Purebred - the offspring of a purebred sire and purebred dam of the same breed that conforms to breed standards. LaMancha and Sable are the only breeds that can upgrade from the American herd book to the Purebred herd book.

American - the offspring of a sire and dam of the same breed that conforms to breed standards and also has the correct number of consecutive generations of ancestors who conformed to breed standards (minimum 3 generations for does and 4 for bucks).

Experimental - (1) When two different breeds of Purebred or American goats mate, their offspring are eligible to be recorded as Experimental and must be shown in the Recorded Grade class. (2) Purebreds or Americans that have serious enough defects to disqualify them from being registered in their breed, must be recorded as Experimentals.

Recorded Grade - Does who do not qualify for either the Purebred or American herd books.

If a doe meets breed standards for a specific breed, she can be recorded as Native on Appearance (NOA) with a written statement of this breed appearance signed by a current ADGA member (not a member of the applicant's family) that the doe being recorded conforms to a specific breed type.
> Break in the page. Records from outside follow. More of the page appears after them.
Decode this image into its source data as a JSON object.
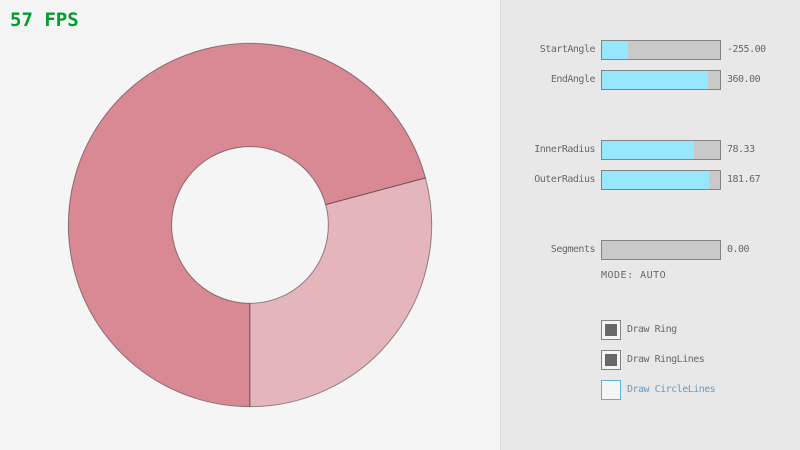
{
  "fps": {
    "label": "57 FPS"
  },
  "ring": {
    "start_angle": -255.0,
    "end_angle": 360.0,
    "inner_radius": 78.33,
    "outer_radius": 181.67,
    "segments": 0
  },
  "panel": {
    "sliders": [
      {
        "label": "StartAngle",
        "value": "-255.00",
        "fill_pct": 21.7
      },
      {
        "label": "EndAngle",
        "value": "360.00",
        "fill_pct": 90.0
      },
      {
        "label": "InnerRadius",
        "value": "78.33",
        "fill_pct": 78.3
      },
      {
        "label": "OuterRadius",
        "value": "181.67",
        "fill_pct": 90.8
      },
      {
        "label": "Segments",
        "value": "0.00",
        "fill_pct": 0.0
      }
    ],
    "mode_label": "MODE: AUTO",
    "checkboxes": [
      {
        "label": "Draw Ring",
        "checked": true,
        "focused": false
      },
      {
        "label": "Draw RingLines",
        "checked": true,
        "focused": false
      },
      {
        "label": "Draw CircleLines",
        "checked": false,
        "focused": true
      }
    ]
  },
  "colors": {
    "background": "#F5F5F5",
    "panel_bg": "#E8E8E8",
    "panel_divider": "#DADADA",
    "fps_green": "#009E2F",
    "text_gray": "#686868",
    "slider_border": "#838383",
    "slider_track": "#C9C9C9",
    "slider_fill": "#97E8FF",
    "checkbox_check": "#686868",
    "focused_border": "#5BB2D9",
    "focused_text": "#6C9BBC",
    "ring_single_pass": "#E5B5BC",
    "ring_double_pass": "#D98994",
    "ring_line": "rgba(0,0,0,0.4)"
  }
}
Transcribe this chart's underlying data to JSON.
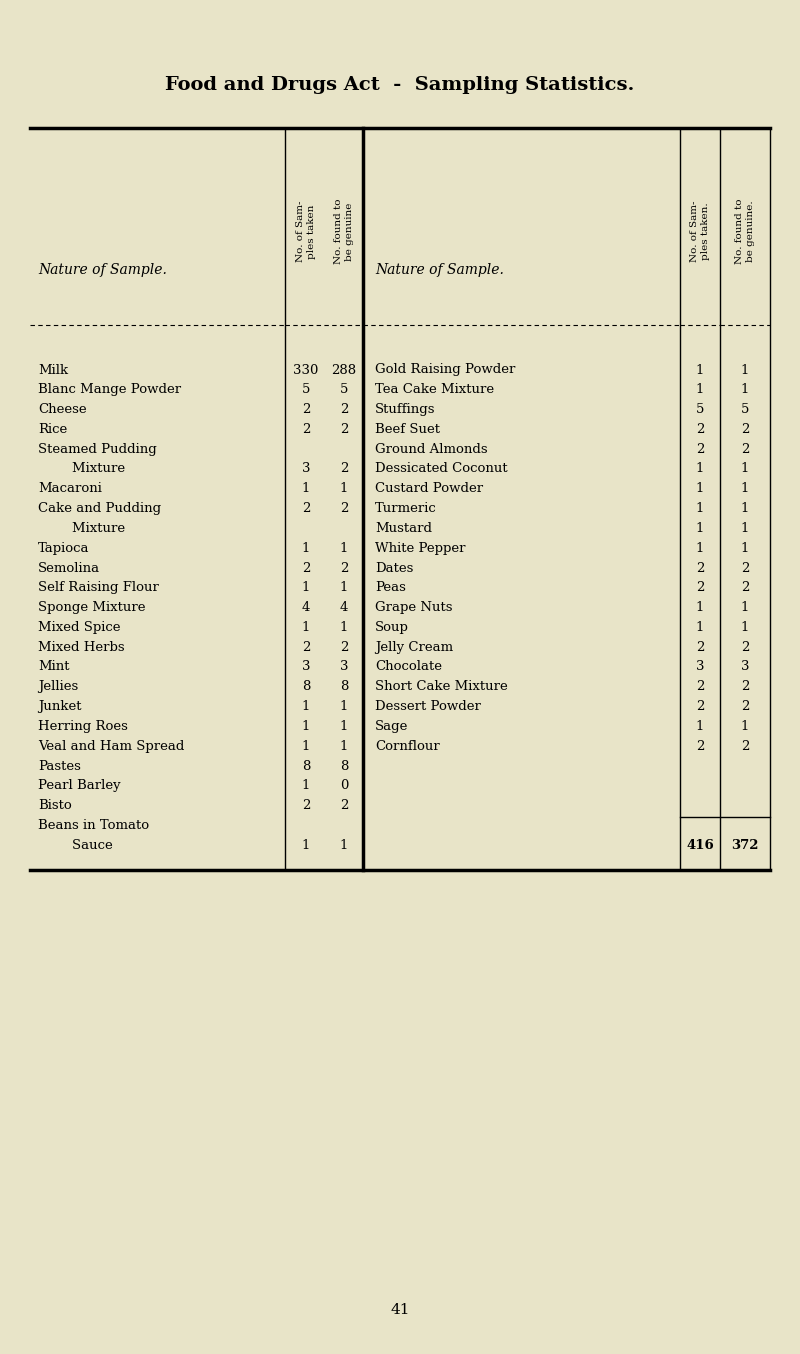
{
  "title": "Food and Drugs Act  -  Sampling Statistics.",
  "bg_color": "#e8e4c8",
  "header_col2": "No. of Sam-\nples taken",
  "header_col3": "No. found to\nbe genuine",
  "header_col5": "No. of Sam-\nples taken.",
  "header_col6": "No. found to\nbe genuine.",
  "left_rows": [
    [
      "Milk",
      "330",
      "288"
    ],
    [
      "Blanc Mange Powder",
      "5",
      "5"
    ],
    [
      "Cheese",
      "2",
      "2"
    ],
    [
      "Rice",
      "2",
      "2"
    ],
    [
      "Steamed Pudding",
      "",
      ""
    ],
    [
      "        Mixture",
      "3",
      "2"
    ],
    [
      "Macaroni",
      "1",
      "1"
    ],
    [
      "Cake and Pudding",
      "2",
      "2"
    ],
    [
      "        Mixture",
      "",
      ""
    ],
    [
      "Tapioca",
      "1",
      "1"
    ],
    [
      "Semolina",
      "2",
      "2"
    ],
    [
      "Self Raising Flour",
      "1",
      "1"
    ],
    [
      "Sponge Mixture",
      "4",
      "4"
    ],
    [
      "Mixed Spice",
      "1",
      "1"
    ],
    [
      "Mixed Herbs",
      "2",
      "2"
    ],
    [
      "Mint",
      "3",
      "3"
    ],
    [
      "Jellies",
      "8",
      "8"
    ],
    [
      "Junket",
      "1",
      "1"
    ],
    [
      "Herring Roes",
      "1",
      "1"
    ],
    [
      "Veal and Ham Spread",
      "1",
      "1"
    ],
    [
      "Pastes",
      "8",
      "8"
    ],
    [
      "Pearl Barley",
      "1",
      "0"
    ],
    [
      "Bisto",
      "2",
      "2"
    ],
    [
      "Beans in Tomato",
      "",
      ""
    ],
    [
      "        Sauce",
      "1",
      "1"
    ]
  ],
  "right_rows": [
    [
      "Gold Raising Powder",
      "1",
      "1"
    ],
    [
      "Tea Cake Mixture",
      "1",
      "1"
    ],
    [
      "Stuffings",
      "5",
      "5"
    ],
    [
      "Beef Suet",
      "2",
      "2"
    ],
    [
      "Ground Almonds",
      "2",
      "2"
    ],
    [
      "Dessicated Coconut",
      "1",
      "1"
    ],
    [
      "Custard Powder",
      "1",
      "1"
    ],
    [
      "Turmeric",
      "1",
      "1"
    ],
    [
      "Mustard",
      "1",
      "1"
    ],
    [
      "White Pepper",
      "1",
      "1"
    ],
    [
      "Dates",
      "2",
      "2"
    ],
    [
      "Peas",
      "2",
      "2"
    ],
    [
      "Grape Nuts",
      "1",
      "1"
    ],
    [
      "Soup",
      "1",
      "1"
    ],
    [
      "Jelly Cream",
      "2",
      "2"
    ],
    [
      "Chocolate",
      "3",
      "3"
    ],
    [
      "Short Cake Mixture",
      "2",
      "2"
    ],
    [
      "Dessert Powder",
      "2",
      "2"
    ],
    [
      "Sage",
      "1",
      "1"
    ],
    [
      "Cornflour",
      "2",
      "2"
    ],
    [
      "",
      "",
      ""
    ],
    [
      "",
      "",
      ""
    ],
    [
      "",
      "",
      ""
    ],
    [
      "",
      "",
      ""
    ],
    [
      "",
      "",
      ""
    ]
  ],
  "total_taken": "416",
  "total_genuine": "372",
  "page_number": "41"
}
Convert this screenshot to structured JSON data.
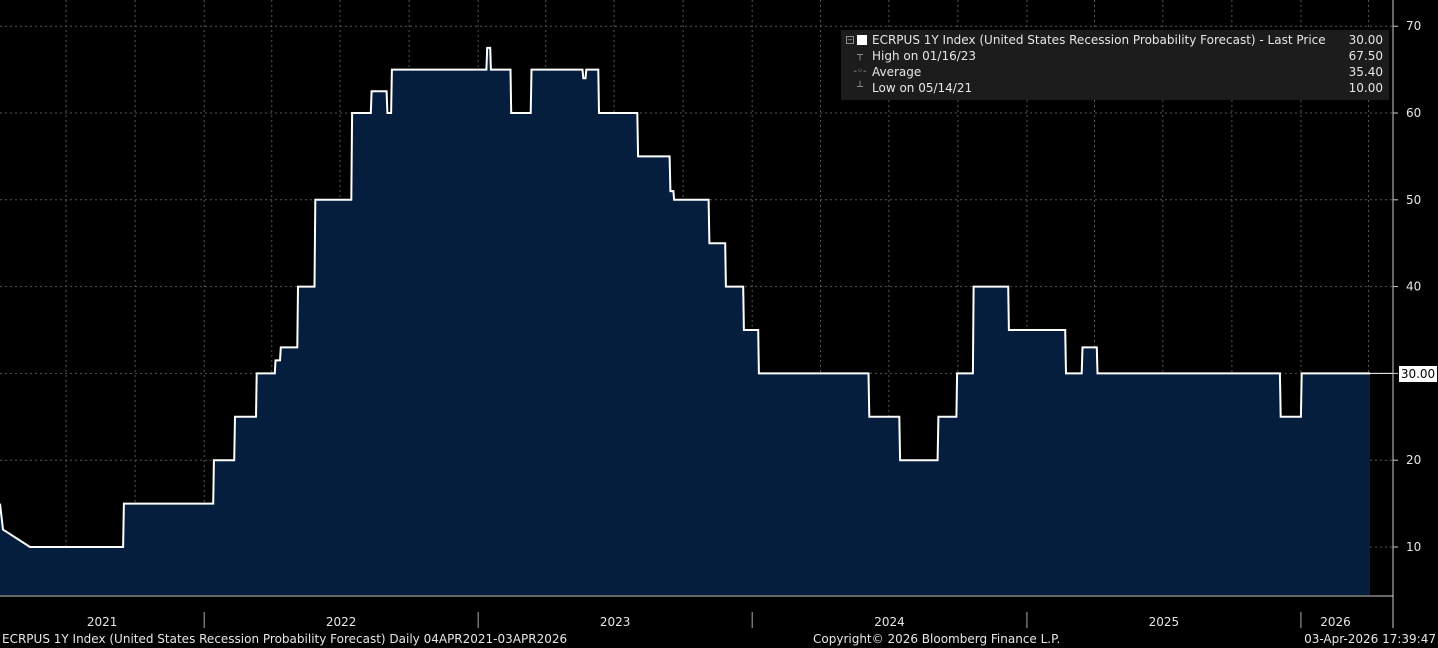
{
  "chart_data": {
    "type": "area",
    "title": "ECRPUS 1Y Index (United States Recession Probability Forecast)",
    "x_range": [
      "2021-04-04",
      "2026-04-03"
    ],
    "ylim": [
      5,
      72
    ],
    "yticks": [
      10,
      20,
      30,
      40,
      50,
      60,
      70
    ],
    "x_labels": [
      "2021",
      "2022",
      "2023",
      "2024",
      "2025",
      "2026"
    ],
    "grid": true,
    "legend_position": "top-right",
    "colors": {
      "fill": "#061e3d",
      "line": "#ffffff",
      "background": "#000000",
      "grid": "#555555"
    },
    "series": [
      {
        "name": "ECRPUS 1Y Index (United States Recession Probability Forecast)",
        "points": [
          [
            "2021-04-04",
            15
          ],
          [
            "2021-04-08",
            12
          ],
          [
            "2021-05-14",
            10
          ],
          [
            "2021-09-15",
            10
          ],
          [
            "2021-09-16",
            15
          ],
          [
            "2022-01-13",
            15
          ],
          [
            "2022-01-14",
            20
          ],
          [
            "2022-02-10",
            20
          ],
          [
            "2022-02-11",
            25
          ],
          [
            "2022-03-11",
            25
          ],
          [
            "2022-03-12",
            30
          ],
          [
            "2022-04-05",
            30
          ],
          [
            "2022-04-06",
            31.5
          ],
          [
            "2022-04-12",
            31.5
          ],
          [
            "2022-04-13",
            33
          ],
          [
            "2022-05-05",
            33
          ],
          [
            "2022-05-06",
            40
          ],
          [
            "2022-05-28",
            40
          ],
          [
            "2022-05-29",
            50
          ],
          [
            "2022-07-16",
            50
          ],
          [
            "2022-07-17",
            60
          ],
          [
            "2022-08-11",
            60
          ],
          [
            "2022-08-12",
            62.5
          ],
          [
            "2022-09-01",
            62.5
          ],
          [
            "2022-09-02",
            60
          ],
          [
            "2022-09-07",
            60
          ],
          [
            "2022-09-08",
            65
          ],
          [
            "2023-01-12",
            65
          ],
          [
            "2023-01-13",
            67.5
          ],
          [
            "2023-01-17",
            67.5
          ],
          [
            "2023-01-18",
            65
          ],
          [
            "2023-02-13",
            65
          ],
          [
            "2023-02-14",
            60
          ],
          [
            "2023-03-12",
            60
          ],
          [
            "2023-03-13",
            65
          ],
          [
            "2023-05-20",
            65
          ],
          [
            "2023-05-21",
            64
          ],
          [
            "2023-05-24",
            64
          ],
          [
            "2023-05-25",
            65
          ],
          [
            "2023-06-10",
            65
          ],
          [
            "2023-06-11",
            60
          ],
          [
            "2023-08-01",
            60
          ],
          [
            "2023-08-02",
            55
          ],
          [
            "2023-09-13",
            55
          ],
          [
            "2023-09-14",
            51
          ],
          [
            "2023-09-18",
            51
          ],
          [
            "2023-09-19",
            50
          ],
          [
            "2023-11-04",
            50
          ],
          [
            "2023-11-05",
            45
          ],
          [
            "2023-11-26",
            45
          ],
          [
            "2023-11-27",
            40
          ],
          [
            "2023-12-20",
            40
          ],
          [
            "2023-12-21",
            35
          ],
          [
            "2024-01-09",
            35
          ],
          [
            "2024-01-10",
            30
          ],
          [
            "2024-06-04",
            30
          ],
          [
            "2024-06-05",
            25
          ],
          [
            "2024-07-15",
            25
          ],
          [
            "2024-07-16",
            20
          ],
          [
            "2024-09-04",
            20
          ],
          [
            "2024-09-05",
            25
          ],
          [
            "2024-09-29",
            25
          ],
          [
            "2024-09-30",
            30
          ],
          [
            "2024-10-21",
            30
          ],
          [
            "2024-10-22",
            40
          ],
          [
            "2024-12-07",
            40
          ],
          [
            "2024-12-08",
            35
          ],
          [
            "2025-02-21",
            35
          ],
          [
            "2025-02-22",
            30
          ],
          [
            "2025-03-15",
            30
          ],
          [
            "2025-03-16",
            33
          ],
          [
            "2025-04-04",
            33
          ],
          [
            "2025-04-05",
            30
          ],
          [
            "2025-12-04",
            30
          ],
          [
            "2025-12-05",
            25
          ],
          [
            "2026-01-01",
            25
          ],
          [
            "2026-01-02",
            30
          ],
          [
            "2026-04-03",
            30
          ]
        ]
      }
    ]
  },
  "legend": {
    "title": "ECRPUS 1Y Index (United States Recession Probability Forecast)  - Last Price",
    "last_price": "30.00",
    "high_label": "High on 01/16/23",
    "high_value": "67.50",
    "average_label": "Average",
    "average_value": "35.40",
    "low_label": "Low on 05/14/21",
    "low_value": "10.00"
  },
  "last_price_tag": "30.00",
  "footer": {
    "description": "ECRPUS 1Y Index (United States Recession Probability Forecast) Daily 04APR2021-03APR2026",
    "copyright": "Copyright© 2026 Bloomberg Finance L.P.",
    "timestamp": "03-Apr-2026 17:39:47"
  }
}
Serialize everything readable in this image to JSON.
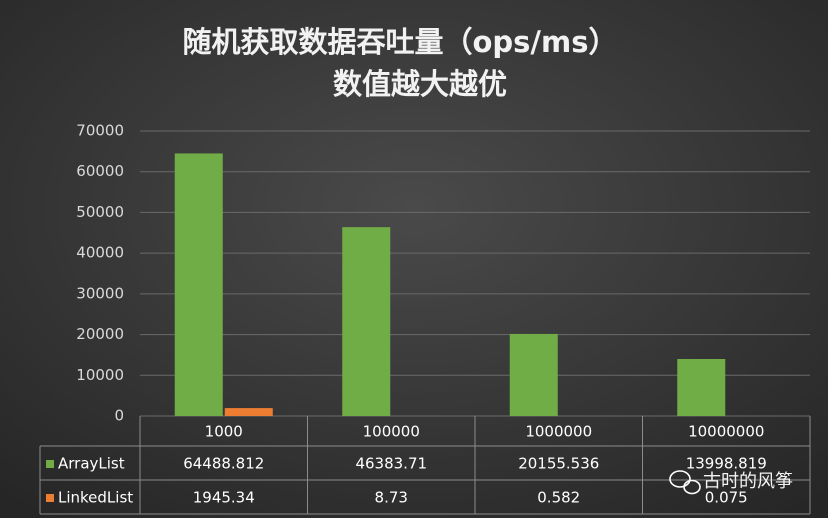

A certificate is issued at the same cost on a brown certificate and the goat is called a Recorded Grade. This goat's daughters by a Purebred or American buck of the same breed would be 50% American, and the great granddaughters would be American, provided there has been three consecutive generations of correct breed type (see American section). ADGA does not record grade bucks"


Hope this helps..


----------



## RoosterHollow (Apr 21, 2013)

Thanks...I think i've got it


----------